Chief administrative officer
- 147 A bylaw under section 146 may establish the position of chief administrative officer of the municipality, whose powers, duties and functions include the following:
o overall management of the operations of the municipality;
o ensuring that the policies, programs and other directions of the council are implemented;
o advising and informing the council on the operation and affairs of the municipality.
- 148 One of the municipal officer positions must be assigned the responsibility of corporate administration, which includes the following powers, duties and functions:
o ensuring that accurate minutes of the meetings of the council and council committees are prepared and that the minutes, bylaws and other records of the business of the council and council committees are maintained and kept safe;
o ensuring that access is provided to records of the council and council committees, as required by law or authorized by the council;
o administering oaths and taking affirmations, affidavits and declarations required to be taken under this Act or any other Act relating to municipalities;
o certifying copies of bylaws and other documents, as required or requested;
o accepting, on behalf of the council or municipality, notices and documents that are required or permitted to be given to, served on, filed with or otherwise provided to the council or municipality;
o keeping the corporate seal, if any, and having it affixed to documents as required.
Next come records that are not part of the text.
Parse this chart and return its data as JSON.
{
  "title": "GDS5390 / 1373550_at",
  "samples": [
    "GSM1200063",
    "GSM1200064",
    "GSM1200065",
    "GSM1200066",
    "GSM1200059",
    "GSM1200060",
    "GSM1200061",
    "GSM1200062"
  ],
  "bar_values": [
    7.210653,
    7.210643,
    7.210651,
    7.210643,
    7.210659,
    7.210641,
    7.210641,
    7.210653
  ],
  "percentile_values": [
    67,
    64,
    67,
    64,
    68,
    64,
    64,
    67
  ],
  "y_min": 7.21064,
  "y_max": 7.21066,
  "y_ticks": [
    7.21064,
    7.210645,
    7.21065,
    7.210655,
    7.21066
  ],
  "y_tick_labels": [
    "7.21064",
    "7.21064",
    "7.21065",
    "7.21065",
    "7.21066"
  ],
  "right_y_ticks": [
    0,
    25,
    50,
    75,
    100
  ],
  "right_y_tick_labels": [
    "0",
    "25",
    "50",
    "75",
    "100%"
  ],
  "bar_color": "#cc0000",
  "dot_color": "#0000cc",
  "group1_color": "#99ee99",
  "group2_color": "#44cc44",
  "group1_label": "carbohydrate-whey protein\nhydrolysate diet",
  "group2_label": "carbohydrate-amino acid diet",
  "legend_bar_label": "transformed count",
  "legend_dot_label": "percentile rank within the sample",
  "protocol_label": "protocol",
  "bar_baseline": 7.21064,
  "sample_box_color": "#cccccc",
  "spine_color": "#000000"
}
- 149 One of the municipal officer positions must be assigned the responsibility of financial administration, which includes the following powers, duties and functions:
o receiving all money paid to the municipality;
o ensuring the keeping of all funds and securities of the municipality;
o investing municipal funds, until required, in authorized investments;
o expending municipal money in the manner authorized by the council;
o ensuring that accurate records and full accounts of the financial affairs of the municipality are prepared, maintained and kept safe;
o exercising control and supervision over all other financial affairs of the municipality.”
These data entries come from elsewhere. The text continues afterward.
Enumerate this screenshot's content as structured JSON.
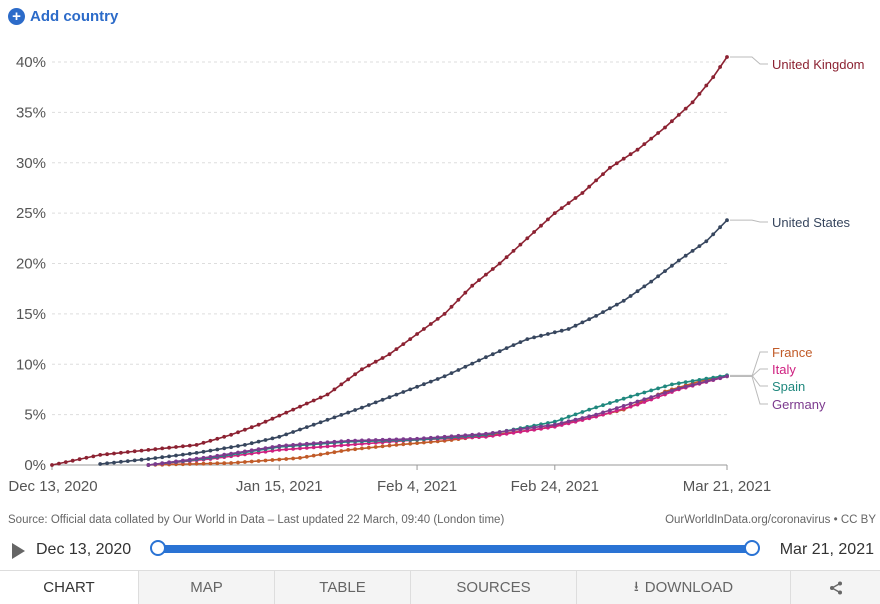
{
  "header": {
    "add_country_label": "Add country"
  },
  "chart_data": {
    "type": "line",
    "y_ticks": [
      "0%",
      "5%",
      "10%",
      "15%",
      "20%",
      "25%",
      "30%",
      "35%",
      "40%"
    ],
    "x_ticks": [
      "Dec 13, 2020",
      "Jan 15, 2021",
      "Feb 4, 2021",
      "Feb 24, 2021",
      "Mar 21, 2021"
    ],
    "x_tick_dates": [
      "2020-12-13",
      "2021-01-15",
      "2021-02-04",
      "2021-02-24",
      "2021-03-21"
    ],
    "xlim": [
      "2020-12-13",
      "2021-03-21"
    ],
    "ylim": [
      0,
      40
    ],
    "grid": "horizontal dashed",
    "series": [
      {
        "name": "United Kingdom",
        "color": "#8c2232",
        "points": [
          [
            "2020-12-13",
            0
          ],
          [
            "2020-12-20",
            1
          ],
          [
            "2020-12-27",
            1.5
          ],
          [
            "2021-01-03",
            2
          ],
          [
            "2021-01-08",
            3
          ],
          [
            "2021-01-12",
            4
          ],
          [
            "2021-01-17",
            5.5
          ],
          [
            "2021-01-22",
            7
          ],
          [
            "2021-01-27",
            9.5
          ],
          [
            "2021-01-31",
            11
          ],
          [
            "2021-02-04",
            13
          ],
          [
            "2021-02-08",
            15
          ],
          [
            "2021-02-12",
            17.8
          ],
          [
            "2021-02-16",
            20
          ],
          [
            "2021-02-20",
            22.5
          ],
          [
            "2021-02-24",
            25
          ],
          [
            "2021-02-28",
            27
          ],
          [
            "2021-03-04",
            29.5
          ],
          [
            "2021-03-08",
            31.3
          ],
          [
            "2021-03-12",
            33.5
          ],
          [
            "2021-03-16",
            36
          ],
          [
            "2021-03-19",
            38.5
          ],
          [
            "2021-03-21",
            40.5
          ]
        ]
      },
      {
        "name": "United States",
        "color": "#37465e",
        "points": [
          [
            "2020-12-20",
            0.1
          ],
          [
            "2020-12-27",
            0.6
          ],
          [
            "2021-01-03",
            1.2
          ],
          [
            "2021-01-10",
            2
          ],
          [
            "2021-01-15",
            2.8
          ],
          [
            "2021-01-20",
            4
          ],
          [
            "2021-01-27",
            5.7
          ],
          [
            "2021-02-03",
            7.5
          ],
          [
            "2021-02-08",
            8.8
          ],
          [
            "2021-02-14",
            10.7
          ],
          [
            "2021-02-20",
            12.5
          ],
          [
            "2021-02-26",
            13.5
          ],
          [
            "2021-03-02",
            14.8
          ],
          [
            "2021-03-06",
            16.3
          ],
          [
            "2021-03-10",
            18.2
          ],
          [
            "2021-03-14",
            20.3
          ],
          [
            "2021-03-18",
            22.2
          ],
          [
            "2021-03-21",
            24.3
          ]
        ]
      },
      {
        "name": "France",
        "color": "#c15b28",
        "points": [
          [
            "2020-12-27",
            0
          ],
          [
            "2021-01-08",
            0.2
          ],
          [
            "2021-01-18",
            0.7
          ],
          [
            "2021-01-25",
            1.5
          ],
          [
            "2021-02-01",
            2
          ],
          [
            "2021-02-08",
            2.4
          ],
          [
            "2021-02-15",
            3
          ],
          [
            "2021-02-22",
            3.6
          ],
          [
            "2021-02-28",
            4.5
          ],
          [
            "2021-03-06",
            5.5
          ],
          [
            "2021-03-12",
            7.3
          ],
          [
            "2021-03-17",
            8.3
          ],
          [
            "2021-03-21",
            8.8
          ]
        ]
      },
      {
        "name": "Italy",
        "color": "#cf2080",
        "points": [
          [
            "2020-12-27",
            0
          ],
          [
            "2021-01-05",
            0.6
          ],
          [
            "2021-01-15",
            1.5
          ],
          [
            "2021-01-25",
            2
          ],
          [
            "2021-02-04",
            2.5
          ],
          [
            "2021-02-14",
            2.8
          ],
          [
            "2021-02-24",
            3.8
          ],
          [
            "2021-03-02",
            4.8
          ],
          [
            "2021-03-08",
            6
          ],
          [
            "2021-03-14",
            7.5
          ],
          [
            "2021-03-21",
            8.8
          ]
        ]
      },
      {
        "name": "Spain",
        "color": "#20887e",
        "points": [
          [
            "2020-12-27",
            0
          ],
          [
            "2021-01-05",
            0.7
          ],
          [
            "2021-01-15",
            1.8
          ],
          [
            "2021-01-25",
            2.3
          ],
          [
            "2021-02-04",
            2.5
          ],
          [
            "2021-02-14",
            3
          ],
          [
            "2021-02-24",
            4.3
          ],
          [
            "2021-03-01",
            5.5
          ],
          [
            "2021-03-07",
            6.8
          ],
          [
            "2021-03-13",
            8
          ],
          [
            "2021-03-21",
            8.9
          ]
        ]
      },
      {
        "name": "Germany",
        "color": "#7c3a8e",
        "points": [
          [
            "2020-12-27",
            0
          ],
          [
            "2021-01-05",
            0.8
          ],
          [
            "2021-01-15",
            1.9
          ],
          [
            "2021-01-25",
            2.4
          ],
          [
            "2021-02-04",
            2.6
          ],
          [
            "2021-02-14",
            3.1
          ],
          [
            "2021-02-24",
            4
          ],
          [
            "2021-03-02",
            5
          ],
          [
            "2021-03-08",
            6.3
          ],
          [
            "2021-03-14",
            7.6
          ],
          [
            "2021-03-21",
            8.8
          ]
        ]
      }
    ]
  },
  "footer": {
    "source": "Source: Official data collated by Our World in Data – Last updated 22 March, 09:40 (London time)",
    "site": "OurWorldInData.org/coronavirus • CC BY"
  },
  "timeline": {
    "start": "Dec 13, 2020",
    "end": "Mar 21, 2021"
  },
  "tabs": {
    "chart": "CHART",
    "map": "MAP",
    "table": "TABLE",
    "sources": "SOURCES",
    "download": "DOWNLOAD"
  }
}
A common problem in municipal governance is the misunderstanding of the roles of the Mayor and Council and the Chief Administrative Officer (CAO) and other administration officers. Read what is required of these positions in the Community Charter. In theory the functions of each are clear. In operation they are less so and can easily become confused to the detriment of all involved, Council, Administration and citizen ratepayers. I have written about this previously in a posting entitled: Speaking about the Upcoming Municipal Elections and have recommended that all candidates read carefully George Cuff’s two small volumes dealing with municipal governance which are referenced there: 1) Cuff’s Guide for Municipal Leaders: A Survival Guide for Elected Officials; and 2) Cuff’s Guide for Municipal Leaders: The Case for Effective Governance.
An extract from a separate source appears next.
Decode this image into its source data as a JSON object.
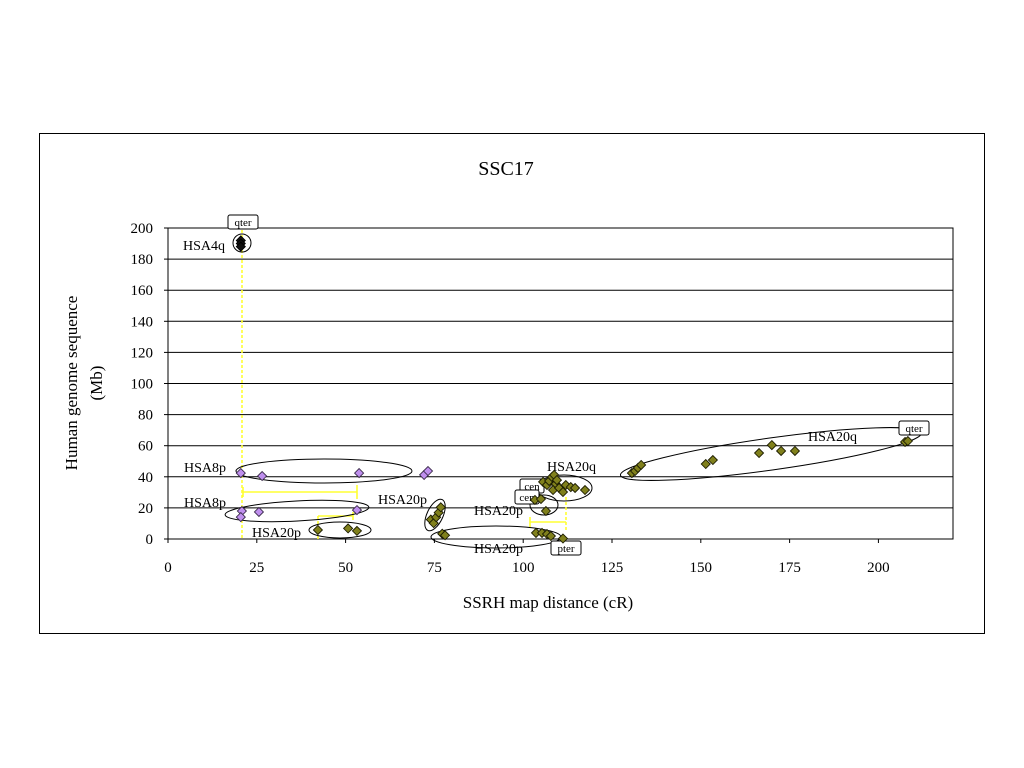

Too often candidates put themselves forward in good faith but without the basic knowledge of the job for which they are applying to make themselves truly useful for several years. We are interested in democracy, not dumbocracy, and it is incumbent on those putting themselves forward to demonstrate that they not only have ideas, but have knowledge of the context, policies and procedures within which they must work to see those ideas bear fruit. A candidate owes it to his fellow citizens to be ready to fully engage in the office for which she/he is running from the get-go rather than after several years of frustrating on the job training –or never. A good heart and good intentions are not enough to make an effective Mayor or Councillor or an effective Council.
Comments would be appreciated from past or present Mayors or Councillors, past or present candidates and of course from voters or potential voters. How can we do a better job? Or are we doing as well as we can?